Tee Construction with Laser Technology

by Patrick M. O'Brien(pobrien@usga.org), USGA Green Section
first published in the Green Section RECORD, March/April 1991

Constructing level tees is a big challenge for golf course builders and golf superintendents. Traditional grading techniques many times result in surface irregularities. A new laser grading technology, however, is a faster and more efficient method for tee construction today.

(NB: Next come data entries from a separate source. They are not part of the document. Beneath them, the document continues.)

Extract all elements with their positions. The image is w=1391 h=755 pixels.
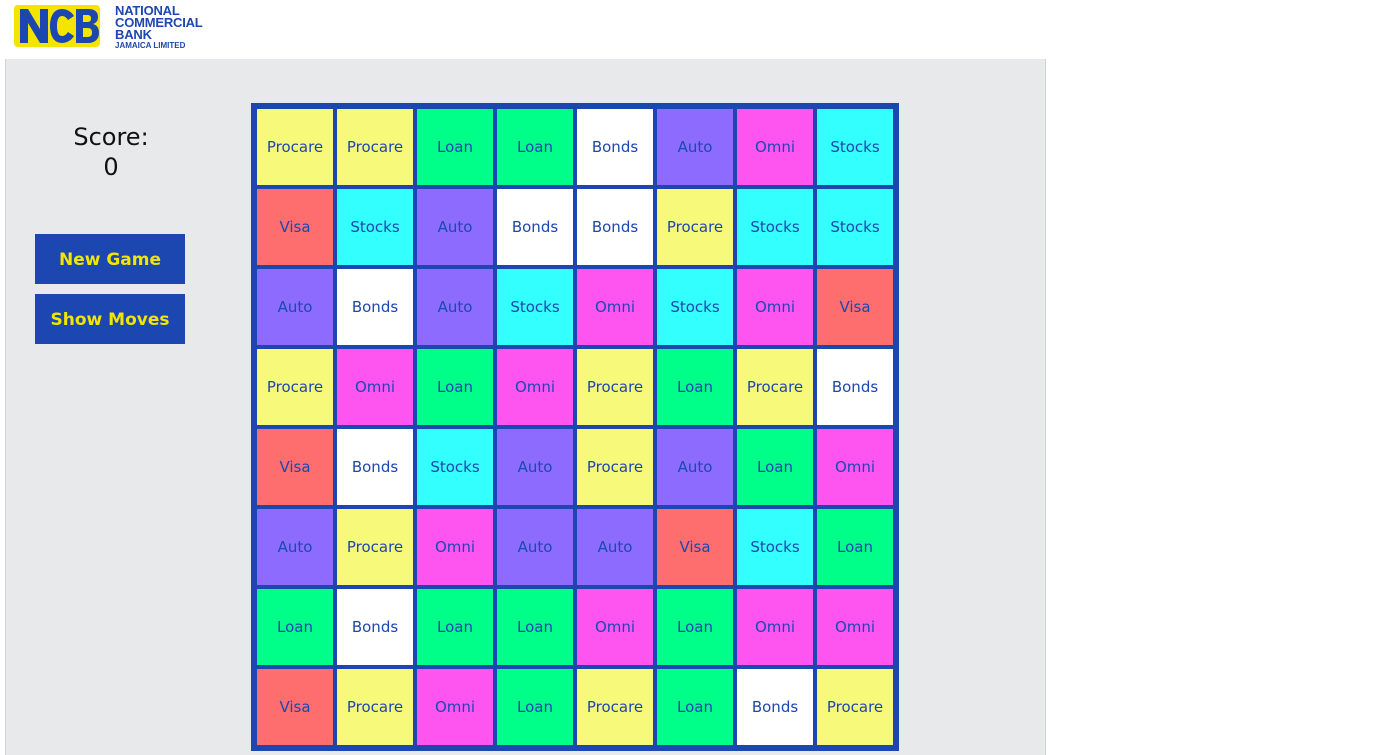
score-display: Score: 0 xyxy=(46,122,176,182)
board-tile[interactable]: Loan xyxy=(257,589,333,665)
board-tile[interactable]: Visa xyxy=(257,669,333,745)
board-tile[interactable]: Stocks xyxy=(417,429,493,505)
board-tile[interactable]: Visa xyxy=(817,269,893,345)
board-tile[interactable]: Loan xyxy=(497,669,573,745)
board-tile[interactable]: Visa xyxy=(257,189,333,265)
new-game-button[interactable]: New Game xyxy=(35,234,185,284)
score-value: 0 xyxy=(103,153,119,181)
board-tile[interactable]: Loan xyxy=(657,669,733,745)
board-tile[interactable]: Bonds xyxy=(337,429,413,505)
tile-grid: Procare Procare Loan Loan Bonds Auto Omni Stock… xyxy=(257,109,896,745)
board-tile[interactable]: Bonds xyxy=(337,269,413,345)
ncb-logo-text: NATIONAL COMMERCIAL BANK JAMAICA LIMITED xyxy=(115,4,203,51)
board-tile[interactable]: Auto xyxy=(257,269,333,345)
board-tile[interactable]: Procare xyxy=(577,349,653,425)
board-tile[interactable]: Loan xyxy=(417,589,493,665)
board-tile[interactable]: Procare xyxy=(657,189,733,265)
score-label: Score: xyxy=(73,123,149,151)
board-tile[interactable]: Procare xyxy=(257,109,333,185)
board-tile[interactable]: Stocks xyxy=(337,189,413,265)
show-moves-button[interactable]: Show Moves xyxy=(35,294,185,344)
board-tile[interactable]: Omni xyxy=(577,269,653,345)
board-tile[interactable]: Omni xyxy=(417,509,493,585)
board-tile[interactable]: Stocks xyxy=(497,269,573,345)
board-tile[interactable]: Loan xyxy=(417,109,493,185)
board-tile[interactable]: Auto xyxy=(657,109,733,185)
board-tile[interactable]: Omni xyxy=(577,589,653,665)
board-tile[interactable]: Procare xyxy=(257,349,333,425)
board-tile[interactable]: Stocks xyxy=(817,109,893,185)
board-tile[interactable]: Stocks xyxy=(737,189,813,265)
board-tile[interactable]: Auto xyxy=(497,509,573,585)
board-tile[interactable]: Omni xyxy=(817,429,893,505)
board-tile[interactable]: Bonds xyxy=(497,189,573,265)
board-tile[interactable]: Loan xyxy=(817,509,893,585)
board-tile[interactable]: Auto xyxy=(257,509,333,585)
board-tile[interactable]: Stocks xyxy=(817,189,893,265)
board-tile[interactable]: Bonds xyxy=(737,669,813,745)
board-tile[interactable]: Loan xyxy=(497,109,573,185)
board-tile[interactable]: Procare xyxy=(577,669,653,745)
board-tile[interactable]: Omni xyxy=(337,349,413,425)
board-tile[interactable]: Bonds xyxy=(817,349,893,425)
board-tile[interactable]: Bonds xyxy=(577,109,653,185)
board-tile[interactable]: Omni xyxy=(737,269,813,345)
board-tile[interactable]: Loan xyxy=(657,589,733,665)
board-tile[interactable]: Procare xyxy=(737,349,813,425)
board-tile[interactable]: Bonds xyxy=(337,589,413,665)
board-tile[interactable]: Stocks xyxy=(657,269,733,345)
board-tile[interactable]: Procare xyxy=(337,509,413,585)
board-tile[interactable]: Auto xyxy=(417,269,493,345)
board-tile[interactable]: Procare xyxy=(337,669,413,745)
game-board: Procare Procare Loan Loan Bonds Auto Omni Stock… xyxy=(251,103,899,751)
board-tile[interactable]: Loan xyxy=(737,429,813,505)
board-tile[interactable]: Loan xyxy=(417,349,493,425)
board-tile[interactable]: Loan xyxy=(657,349,733,425)
brand-line-4: JAMAICA LIMITED xyxy=(115,41,186,50)
board-tile[interactable]: Visa xyxy=(257,429,333,505)
board-tile[interactable]: Auto xyxy=(657,429,733,505)
board-tile[interactable]: Auto xyxy=(417,189,493,265)
board-tile[interactable]: Procare xyxy=(577,429,653,505)
ncb-logo-mark xyxy=(14,5,100,47)
board-tile[interactable]: Procare xyxy=(817,669,893,745)
brand-line-3: BANK xyxy=(115,27,152,42)
board-tile[interactable]: Omni xyxy=(417,669,493,745)
board-tile[interactable]: Auto xyxy=(577,509,653,585)
board-tile[interactable]: Auto xyxy=(497,429,573,505)
page-header: NATIONAL COMMERCIAL BANK JAMAICA LIMITED xyxy=(0,0,1391,59)
board-tile[interactable]: Bonds xyxy=(577,189,653,265)
board-tile[interactable]: Stocks xyxy=(737,509,813,585)
board-tile[interactable]: Omni xyxy=(817,589,893,665)
ncb-logo[interactable]: NATIONAL COMMERCIAL BANK JAMAICA LIMITED xyxy=(14,3,214,51)
board-tile[interactable]: Loan xyxy=(497,589,573,665)
board-tile[interactable]: Visa xyxy=(657,509,733,585)
board-tile[interactable]: Omni xyxy=(737,109,813,185)
board-tile[interactable]: Procare xyxy=(337,109,413,185)
board-tile[interactable]: Omni xyxy=(737,589,813,665)
board-tile[interactable]: Omni xyxy=(497,349,573,425)
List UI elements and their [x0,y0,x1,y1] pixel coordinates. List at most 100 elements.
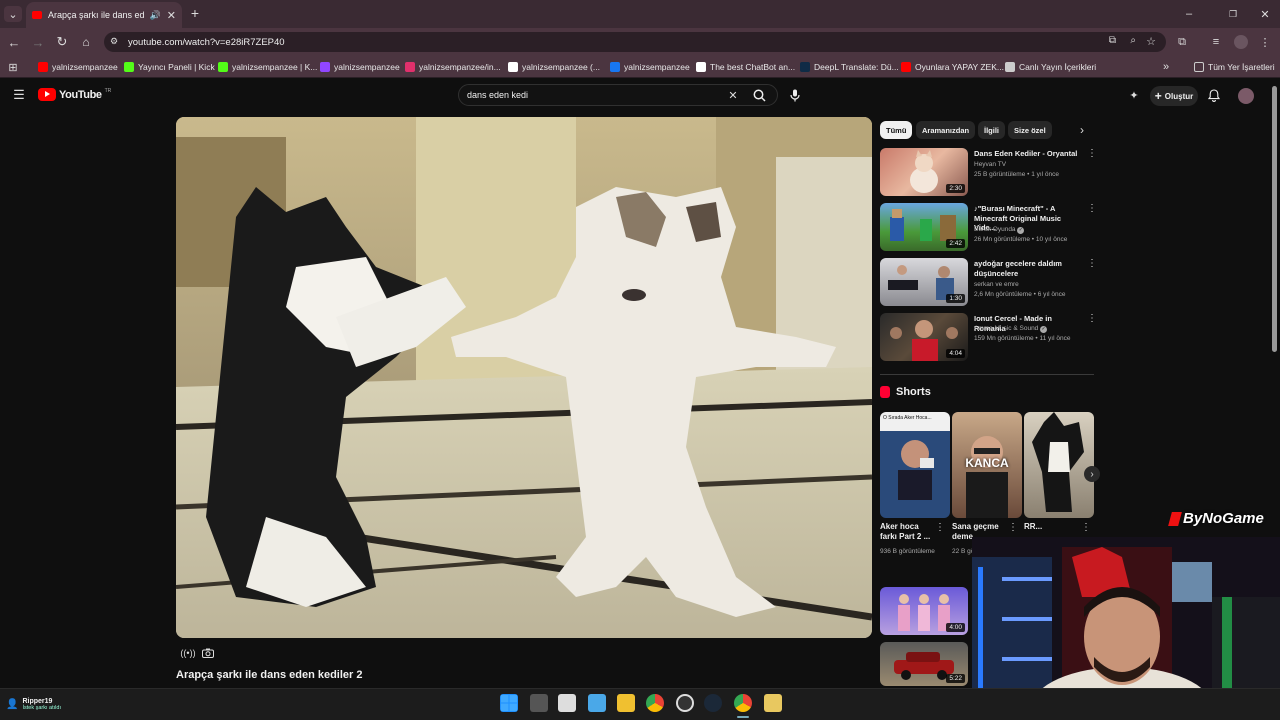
live-broadcast-icon[interactable]: ((•)) [180,646,196,660]
bookmark-item[interactable]: Yayıncı Paneli | Kick [124,58,215,76]
more-actions-icon[interactable]: ⋮ [1081,522,1091,533]
media-player-icon[interactable] [764,694,782,712]
home-icon[interactable]: ⌂ [78,34,94,50]
chip-for-you[interactable]: Size özel [1008,121,1052,139]
new-tab-icon[interactable]: + [188,5,202,21]
site-info-icon[interactable]: ⚙ [110,36,118,47]
related-channel-row[interactable]: Amma Music & Sound ✓ [974,325,1084,333]
more-actions-icon[interactable]: ⋮ [1087,148,1097,159]
related-thumbnail[interactable]: 5:22 [880,642,968,686]
short-title[interactable]: Aker hoca farkı Part 2 ... [880,522,936,542]
page-scrollbar[interactable] [1272,86,1277,352]
close-window-icon[interactable]: ✕ [1258,7,1272,21]
address-bar[interactable]: ⚙ youtube.com/watch?v=e28iR7ZEP40 ⧉ ⌕ ☆ [104,32,1166,52]
bookmark-item[interactable]: The best ChatBot an... [696,58,795,76]
related-channel[interactable]: serkan ve emre [974,281,1084,288]
bookmark-label: Oyunlara YAPAY ZEK... [915,62,1004,72]
related-thumbnail[interactable]: 4:04 [880,313,968,361]
shorts-next-icon[interactable]: › [1084,466,1100,482]
tab-list-chevron-icon[interactable]: ⌄ [4,6,22,22]
more-actions-icon[interactable]: ⋮ [1087,203,1097,214]
windows-start-icon[interactable] [500,694,518,712]
more-actions-icon[interactable]: ⋮ [1087,313,1097,324]
profile-avatar[interactable] [1234,35,1248,49]
bookmark-item[interactable]: DeepL Translate: Dü... [800,58,899,76]
obs-icon[interactable] [676,694,694,712]
related-channel-row[interactable]: Burak Oyunda ✓ [974,226,1084,234]
bookmark-item[interactable]: yalnizsempanzee [38,58,118,76]
related-thumbnail[interactable]: 2:42 [880,203,968,251]
zoom-icon[interactable]: ⌕ [1130,35,1136,46]
media-control-icon[interactable]: ≡ [1208,34,1224,50]
apps-grid-icon[interactable]: ⊞ [6,60,20,74]
related-thumbnail[interactable]: 2:30 [880,148,968,196]
photos-icon[interactable] [588,694,606,712]
screenshot-camera-icon[interactable] [200,646,216,660]
more-actions-icon[interactable]: ⋮ [1087,258,1097,269]
reload-icon[interactable]: ↻ [54,34,70,50]
short-views: 936 B görüntüleme [880,548,935,555]
plus-icon: + [1154,89,1162,103]
bookmark-label: The best ChatBot an... [710,62,796,72]
short-title[interactable]: RR... [1024,522,1080,532]
close-tab-icon[interactable]: ✕ [167,9,176,22]
file-explorer-icon[interactable] [617,694,635,712]
chip-label: İlgili [984,125,999,135]
bookmark-item[interactable]: yalnizsempanzee | K... [218,58,317,76]
chip-related[interactable]: İlgili [978,121,1005,139]
related-title[interactable]: aydoğar gecelere daldım düşüncelere [974,259,1082,278]
shorts-header: Shorts [880,386,931,398]
more-actions-icon[interactable]: ⋮ [1008,522,1018,533]
related-thumbnail[interactable]: 4:00 [880,587,968,635]
related-thumbnail[interactable]: 1:30 [880,258,968,306]
search-icon[interactable] [750,86,768,104]
logo-region: TR [104,87,112,94]
bookmark-item[interactable]: yalnizsempanzee/in... [405,58,501,76]
chip-label: Aramanızdan [922,125,970,135]
more-actions-icon[interactable]: ⋮ [935,522,945,533]
notifications-bell-icon[interactable] [1207,88,1221,102]
tiktok-icon [508,62,518,72]
bookmark-star-icon[interactable]: ☆ [1146,35,1156,48]
short-thumbnail[interactable] [1024,412,1094,518]
bookmark-item[interactable]: yalnizsempanzee [320,58,400,76]
speaker-icon[interactable]: 🔊 [150,10,161,21]
browser-menu-icon[interactable]: ⋮ [1258,34,1272,50]
forward-icon[interactable]: → [30,34,46,50]
bookmark-item[interactable]: yalnizsempanzee [610,58,690,76]
hamburger-menu-icon[interactable]: ☰ [12,87,26,102]
youtube-logo[interactable]: YouTube TR [38,88,111,101]
more-bookmarks-icon[interactable]: » [1160,60,1172,74]
shorts-title: Shorts [896,386,931,398]
folder-icon [1194,62,1204,72]
browser-tab-active[interactable]: Arapça şarkı ile dans eden kediler 2 🔊 ✕ [26,2,182,28]
back-icon[interactable]: ← [6,34,22,50]
all-bookmarks[interactable]: Tüm Yer İşaretleri [1194,58,1275,76]
create-button[interactable]: + Oluştur [1150,86,1198,106]
related-title[interactable]: Dans Eden Kediler - Oryantal [974,149,1082,159]
task-view-icon[interactable] [530,694,548,712]
chrome-active-icon[interactable] [734,694,752,712]
create-label: Oluştur [1164,91,1194,101]
chip-all[interactable]: Tümü [880,121,913,139]
account-avatar[interactable] [1238,88,1254,104]
minimize-icon[interactable]: – [1182,7,1196,21]
video-player[interactable] [176,117,872,638]
bookmark-item[interactable]: yalnizsempanzee (... [508,58,600,76]
mic-icon[interactable] [786,86,804,104]
notepad-icon[interactable] [558,694,576,712]
chips-next-chevron-icon[interactable]: › [1076,123,1088,137]
clear-search-icon[interactable]: ✕ [726,88,740,102]
short-thumbnail[interactable]: O Sırada Aker Hoca... [880,412,950,518]
chip-from-search[interactable]: Aramanızdan [916,121,976,139]
chrome-icon[interactable] [646,694,664,712]
extensions-icon[interactable]: ⧉ [1174,34,1190,50]
bookmark-item[interactable]: Canlı Yayın İçerikleri [1005,58,1096,76]
short-thumbnail[interactable]: KANCA [952,412,1022,518]
gamepad-icon[interactable]: ✦ [1127,88,1141,102]
related-channel[interactable]: Heyvan TV [974,161,1084,168]
install-app-icon[interactable]: ⧉ [1109,35,1116,46]
steam-icon[interactable] [704,694,722,712]
maximize-icon[interactable]: ❐ [1226,7,1240,21]
bookmark-item[interactable]: Oyunlara YAPAY ZEK... [901,58,1004,76]
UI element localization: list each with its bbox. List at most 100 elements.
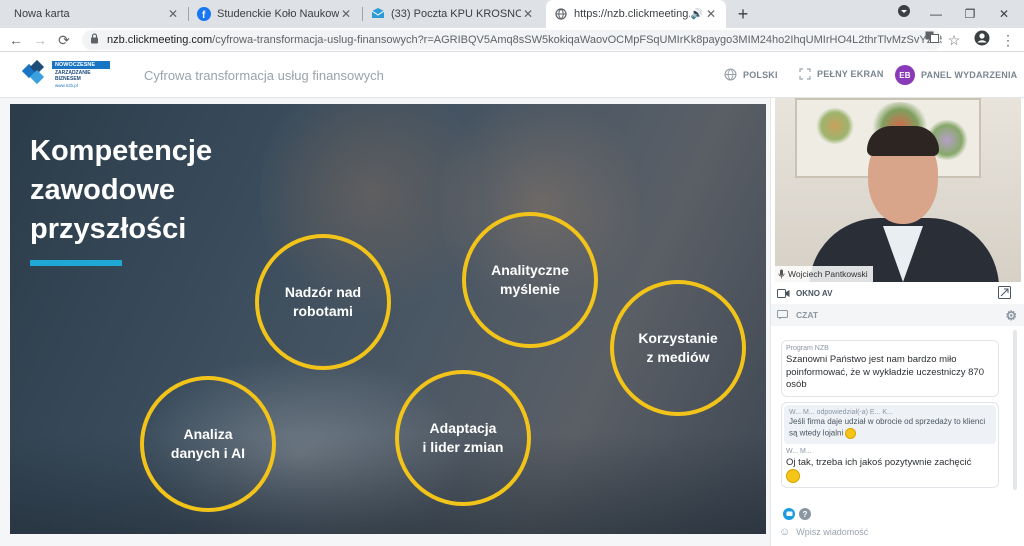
nzb-logo: NOWOCZESNE ZARZĄDZANIE BIZNESEM www.nzb.… (22, 60, 110, 88)
bubble-line: Adaptacja (429, 420, 497, 436)
bubble-line: Analiza (183, 426, 233, 442)
fullscreen-button[interactable]: PEŁNY EKRAN (799, 68, 884, 80)
new-tab-button[interactable]: + (733, 4, 753, 24)
window-close-icon[interactable]: ✕ (994, 4, 1014, 24)
minimize-icon[interactable]: — (926, 4, 946, 24)
chat-message-text: Szanowni Państwo jest nam bardzo miło po… (786, 354, 985, 390)
bubble-adaptacja: Adaptacja i lider zmian (395, 370, 531, 506)
chat-bubble-icon (777, 310, 788, 320)
chat-header[interactable]: CZAT ⚙ (771, 304, 1024, 326)
av-window-bar: OKNO AV (771, 284, 1024, 302)
tab-title: Studenckie Koło Naukowe Ekonom (217, 8, 339, 20)
emoji-picker-icon[interactable]: ☺ (779, 526, 790, 538)
speaker-icon: 🔊 (690, 8, 704, 20)
speaker-label: Wojciech Pantkowski (775, 266, 873, 282)
chat-input-placeholder: Wpisz wiadomość (796, 527, 869, 537)
logo-line2: ZARZĄDZANIE BIZNESEM (55, 69, 91, 82)
url-field[interactable]: nzb.clickmeeting.com/cyfrowa-transformac… (82, 30, 942, 50)
language-label: POLSKI (743, 69, 778, 80)
chat-bubble-icon[interactable] (783, 508, 795, 520)
close-icon[interactable]: ✕ (166, 7, 180, 21)
bubble-analityczne: Analityczne myślenie (462, 212, 598, 348)
event-panel-button[interactable]: EB PANEL WYDARZENIA (895, 65, 1017, 85)
address-bar: ← → ⟳ nzb.clickmeeting.com/cyfrowa-trans… (0, 28, 1024, 52)
tab-mail[interactable]: (33) Poczta KPU KROSNO :: Odeb ✕ (363, 0, 543, 28)
chat-input[interactable]: ☺ Wpisz wiadomość (775, 522, 1019, 542)
smile-emoji-icon (786, 469, 800, 484)
tab-title: https://nzb.clickmeeting.com (574, 8, 690, 20)
photo-shade (10, 434, 766, 534)
back-icon[interactable]: ← (6, 30, 26, 50)
app-header: NOWOCZESNE ZARZĄDZANIE BIZNESEM www.nzb.… (0, 52, 1024, 98)
chat-reply-quote: W... M... odpowiedział(-a) E... K... Jeś… (784, 405, 996, 444)
forward-icon[interactable]: → (30, 30, 50, 50)
microphone-icon (778, 269, 785, 279)
speaker-name: Wojciech Pantkowski (788, 269, 868, 279)
close-icon[interactable]: ✕ (521, 7, 535, 21)
close-icon[interactable]: ✕ (704, 7, 718, 21)
slide-title: Kompetencje zawodowe przyszłości (30, 132, 260, 249)
chat-message-text: Oj tak, trzeba ich jakoś pozytywnie zach… (786, 456, 972, 468)
profile-menu-icon[interactable] (894, 4, 914, 24)
event-panel-label: PANEL WYDARZENIA (921, 70, 1018, 80)
url-path: /cyfrowa-transformacja-uslug-finansowych… (212, 34, 942, 46)
bubble-line: Nadzór nad (284, 284, 362, 300)
chat-title: CZAT (796, 310, 819, 320)
bubble-line: Korzystanie (638, 330, 718, 346)
bubble-line: z mediów (646, 349, 710, 365)
bubble-korzystanie: Korzystanie z mediów (610, 280, 746, 416)
tab-new[interactable]: Nowa karta ✕ (6, 0, 188, 28)
expand-icon[interactable] (998, 286, 1017, 301)
logo-line1: NOWOCZESNE (52, 60, 110, 69)
browser-tab-bar: Nowa karta ✕ f Studenckie Koło Naukowe E… (0, 0, 1024, 28)
language-button[interactable]: POLSKI (724, 68, 778, 81)
chat-message-author: W... M... (786, 447, 812, 455)
gear-icon[interactable]: ⚙ (1005, 308, 1017, 324)
chat-quote-author: W... M... odpowiedział(-a) E... K... (789, 409, 893, 416)
tab-clickmeeting[interactable]: https://nzb.clickmeeting.com 🔊 ✕ (546, 0, 726, 28)
help-icon[interactable]: ? (799, 508, 811, 520)
chat-message: Program NZB Szanowni Państwo jest nam ba… (781, 340, 999, 397)
account-icon[interactable] (972, 30, 992, 50)
title-underline (30, 260, 122, 266)
side-panel: Wojciech Pantkowski OKNO AV CZAT ⚙ Progr… (770, 98, 1024, 546)
bubble-analiza: Analiza danych i AI (140, 376, 276, 512)
video-person-hair (867, 126, 939, 156)
chat-message: W... M... odpowiedział(-a) E... K... Jeś… (781, 402, 999, 489)
bubble-line: Analityczne (491, 262, 569, 278)
chat-quote-text: Jeśli firma daje udział w obrocie od spr… (789, 417, 986, 438)
logo-line3: www.nzb.pl (55, 82, 78, 88)
url-host: nzb.clickmeeting.com (107, 34, 213, 46)
camera-icon (777, 288, 790, 298)
chat-message-author: Program NZB (786, 345, 829, 352)
nzb-logo-icon (22, 60, 45, 85)
lock-icon (90, 33, 99, 47)
close-icon[interactable]: ✕ (339, 7, 353, 21)
video-flowers (815, 108, 855, 144)
smile-emoji-icon (845, 427, 857, 439)
tab-title: Nowa karta (14, 8, 70, 20)
slide-title-line: zawodowe (30, 174, 176, 206)
tab-facebook[interactable]: f Studenckie Koło Naukowe Ekonom ✕ (189, 0, 361, 28)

The Seminole Golf Club, in Florida, recently rebuilt its tees using the new laser tee-grading operation. The essential equipment includes a tractor, a landscape boxblade, and the laser apparatus. A laser emitter is stationed adjacent to the tee and is programmed for the amount of slope associated with the nearby terrain. The laser emitter rotates and sends a signal to a receiver mounted on the lever arm of the landscape blade. The receiver relays this signal to the control box on the boxblade itself. The control box connects to the hydraulic lift, which commands the rise and fall of the boxblade based on the laser beam signal to the receiver. A manual override also exists, which allows the tractor operator to make soil adjustments, if necessary.



The laser tee-grading equipment is stationed adjacent to the tee and sends a signal to a receiver mounted on the boxblade.



Laser grading technology aids in the construction of level tees.



A golf superintendent can spend two to three days leveling a tee with a transit, and I'll take a laser-guided boxblade over that tee and discover inaccuracies with just one pass," says Hal Hicks, Seminole's golf superintendent. The boxblade produces a flawless surface as long as the rootzone mixture is free of debris and old roots. The laser method is also faster than using a transit, according to Superintendent Hicks. All tees on a golf course are easily constructed in 7 to 10 days with the laser grader method, compared to 40 to 50 days with other methods. Golf course renovator Ed Connor, who uses this technology, did the Seminole project.

For smaller tees, a modification of this laser technology is possible. The Honors Club, in Tennessee, didn't have enough room for the tractor and boxblade to operate on their smaller pod-type tees. Instead, a method similar to laying a concrete foundation was selected by golf superintendent David Stone. However, the laser emitter, rather than a transit, determined all perimeter stake elevations. A unique wooden border, set one inch above the grade with a laser emitter, allowed for accurate placement of the rootzone mixture over the subsurface. Once the new rootzone was compacted through vibration with a concrete finisher, a flat board was pulled across the foundation border for final grading.

The new laser tee-grading operation has helped these two golf courses. For new golf courses or older tees that have become unlevel, consider using this technology for the most level tees ever at your golf course.